Anyway, I’ve been hearing a lot of people tonight talking about how we need to kill the evil giant that lives on Terror Mountain. And while I respect your opinions, frankly, I couldn’t disagree more.

Now look, I’m not going to dispute the major points. Yes, the evil giant has an enormous hoard of gold, 10,000 times more gold than everyone in this quaint village put together. Yes, the evil giant stomps down the mountainside once a month, usually crushing several of our homes. And yes, the evil giant routinely eats our livestock and frequently eats us as well. All of that is inarguable.

But let me ask you a question: Have you ever considered the benefits provided by the evil giant?

Please, stop throwing rotten turnips at me and listen for a moment.

First off, the evil giant is a self-made monster. I don’t know where he got his gold horde from, but we have to assume he earned it through a combination of business acumen and being a giant. Do we really want to steal his hard-earned gold? Sure, having that gold would completely change our way of life and we would probably live to be older than 30. At the same time, if we kill the evil giant and take his gold, how will we incentivize our children to work hard and become evil, gold-hoarding giants themselves? It’s a real moral hazard.
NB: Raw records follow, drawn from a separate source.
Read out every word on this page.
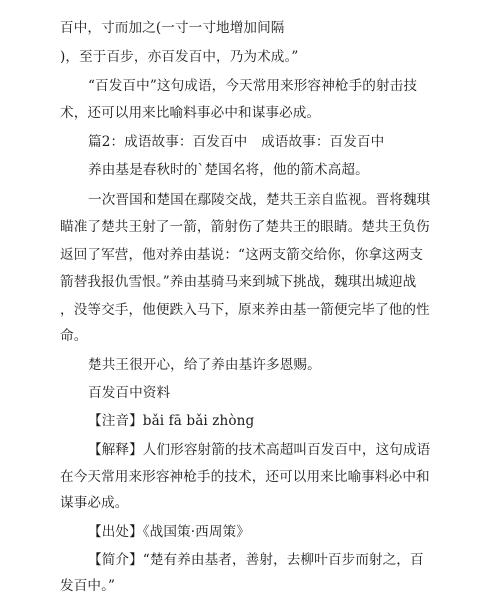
百中，寸而加之(一寸一寸地增加间隔
)，至于百步，亦百发百中，乃为术成。”
“百发百中”这句成语，今天常用来形容神枪手的射击技
术，还可以用来比喻料事必中和谋事必成。
篇2：成语故事：百发百中　成语故事：百发百中
养由基是春秋时的`楚国名将，他的箭术高超。
一次晋国和楚国在鄢陵交战，楚共王亲自监视。晋将魏琪
瞄准了楚共王射了一箭，箭射伤了楚共王的眼睛。楚共王负伤
返回了军营，他对养由基说：“这两支箭交给你，你拿这两支
箭替我报仇雪恨。”养由基骑马来到城下挑战，魏琪出城迎战
，没等交手，他便跌入马下，原来养由基一箭便完毕了他的性
命。
楚共王很开心，给了养由基许多恩赐。
百发百中资料
【注音】bǎi fā bǎi zhòng
【解释】人们形容射箭的技术高超叫百发百中，这句成语
在今天常用来形容神枪手的技术，还可以用来比喻事料必中和
谋事必成。
【出处】《战国策·西周策》
【简介】“楚有养由基者，善射，去柳叶百步而射之，百
发百中。”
Furthermore, I’m sure you’ve all seen the evil giant sitting atop Terror Mountain and playing with his piles and piles of gold. I’m sure you’ve also noticed that sometimes, because he has so much gold, a few pieces occasionally fall out of his hands and tumble down the mountain to where we can safely collect them. For generations, my family has relied on tumble-down economics to support our meager lifestyle. I’m not saying it’s the best system in the world, but I have yet to see a better one.

And let us not forget that the evil giant is a job creator. I wouldn’t sell nearly as much mud if the evil giant didn’t routinely destroy so many of our mud homes. The bark gatherers wouldn’t sell so much bark if the evil giant didn’t eat so many of our pigs and cattle, thus forcing us to eat bark to survive. And of course, Moktar the Gravedigger wouldn’t be able to support his family if the evil giant didn’t kill so very, very many of us.
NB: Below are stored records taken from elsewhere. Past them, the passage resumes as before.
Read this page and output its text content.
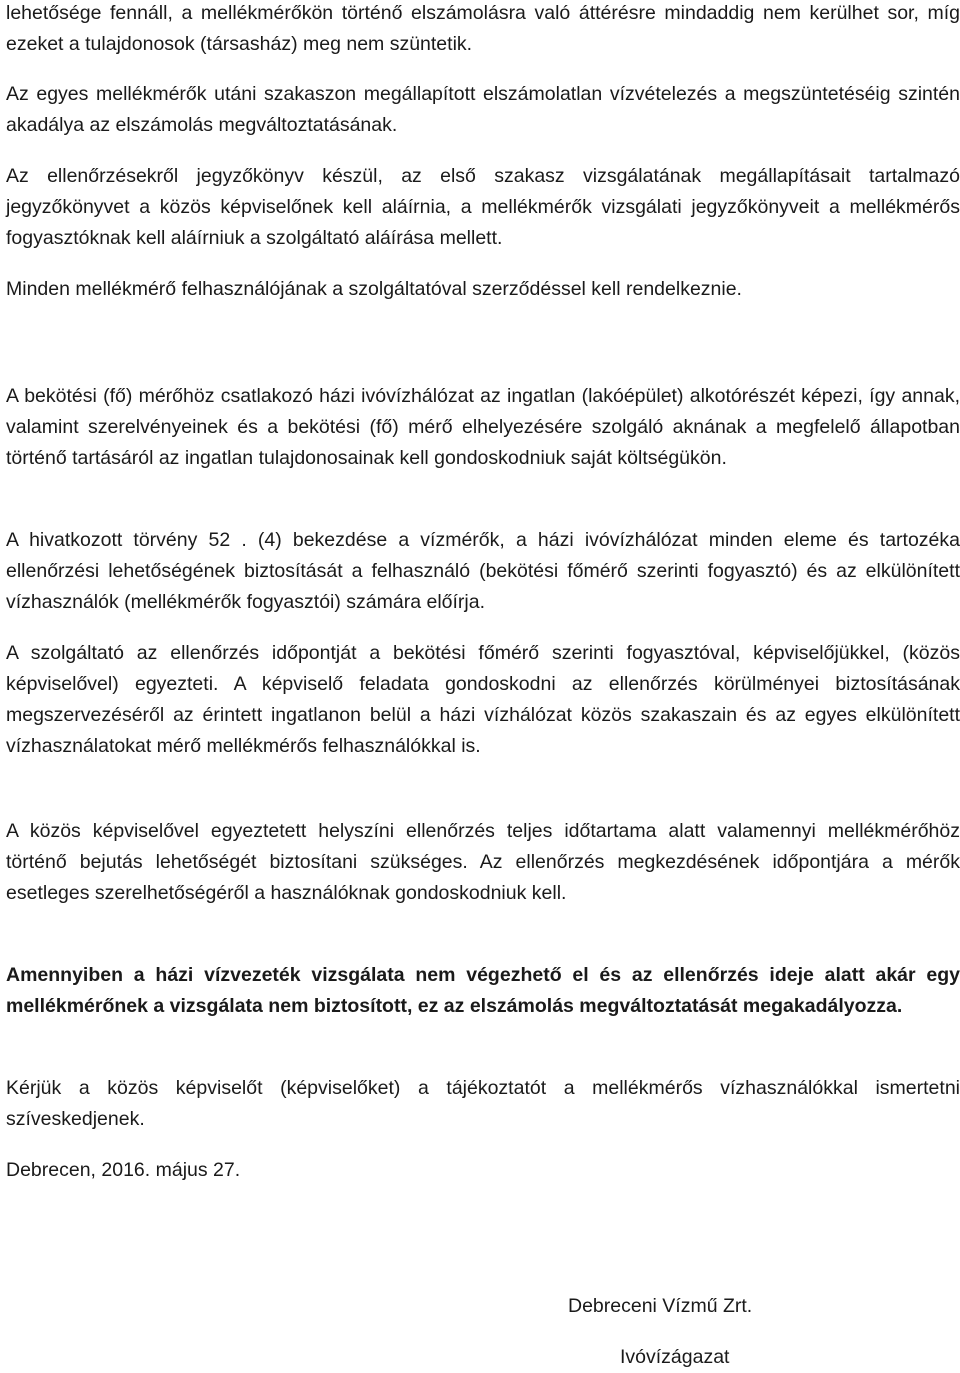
lehetősége fennáll, a mellékmérőkön történő elszámolásra való áttérésre mindaddig nem kerülhet sor, míg ezeket a tulajdonosok (társasház) meg nem szüntetik.

Az egyes mellékmérők utáni szakaszon megállapított elszámolatlan vízvételezés a megszüntetéséig szintén akadálya az elszámolás megváltoztatásának.

Az ellenőrzésekről jegyzőkönyv készül, az első szakasz vizsgálatának megállapításait tartalmazó jegyzőkönyvet a közös képviselőnek kell aláírnia, a mellékmérők vizsgálati jegyzőkönyveit a mellékmérős fogyasztóknak kell aláírniuk a szolgáltató aláírása mellett.

Minden mellékmérő felhasználójának a szolgáltatóval szerződéssel kell rendelkeznie.

A bekötési (fő) mérőhöz csatlakozó házi ivóvízhálózat az ingatlan (lakóépület) alkotórészét képezi, így annak, valamint szerelvényeinek és a bekötési (fő) mérő elhelyezésére szolgáló aknának a megfelelő állapotban történő tartásáról az ingatlan tulajdonosainak kell gondoskodniuk saját költségükön.

A hivatkozott törvény 52 . (4) bekezdése a vízmérők, a házi ivóvízhálózat minden eleme és tartozéka ellenőrzési lehetőségének biztosítását a felhasználó (bekötési főmérő szerinti fogyasztó) és az elkülönített vízhasználók (mellékmérők fogyasztói) számára előírja.

A szolgáltató az ellenőrzés időpontját a bekötési főmérő szerinti fogyasztóval, képviselőjükkel, (közös képviselővel) egyezteti. A képviselő feladata gondoskodni az ellenőrzés körülményei biztosításának megszervezéséről az érintett ingatlanon belül a házi vízhálózat közös szakaszain és az egyes elkülönített vízhasználatokat mérő mellékmérős felhasználókkal is.

A közös képviselővel egyeztetett helyszíni ellenőrzés teljes időtartama alatt valamennyi mellékmérőhöz történő bejutás lehetőségét biztosítani szükséges. Az ellenőrzés megkezdésének időpontjára a mérők esetleges szerelhetőségéről a használóknak gondoskodniuk kell.

Amennyiben a házi vízvezeték vizsgálata nem végezhető el és az ellenőrzés ideje alatt akár egy mellékmérőnek a vizsgálata nem biztosított, ez az elszámolás megváltoztatását megakadályozza.

Kérjük a közös képviselőt (képviselőket) a tájékoztatót a mellékmérős vízhasználókkal ismertetni szíveskedjenek.

Debrecen, 2016. május 27.

Debreceni Vízmű Zrt.
Ivóvízágazat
I know a lot of you support Sir Gallant the Giantslayer. You support his plan to kill the evil giant, take the evil giant’s gold, and then put it in a trust that would be used to rebuild our village, educate our children, and purchase medical supplies, such as leeches and whiskey.

This, I feel, is the wrong approach. We must meet the evil giant in the middle. We need to select a delegate from the village, someone wise and respected, to climb Terror Mountain and meet the evil giant on his own terms. We need to ask the evil giant why he feels it necessary to eat us, crush our homes and devour our livestock. I’m sure that if we just talk things out with the evil giant instead of fleeing in terror from his ravenous jaws, we’ll be able to find some middle ground. We might learn that the evil giant is not so different from us.

What’s that? Oh, I couldn’t possibly be the delegate. I’m, uh, too important.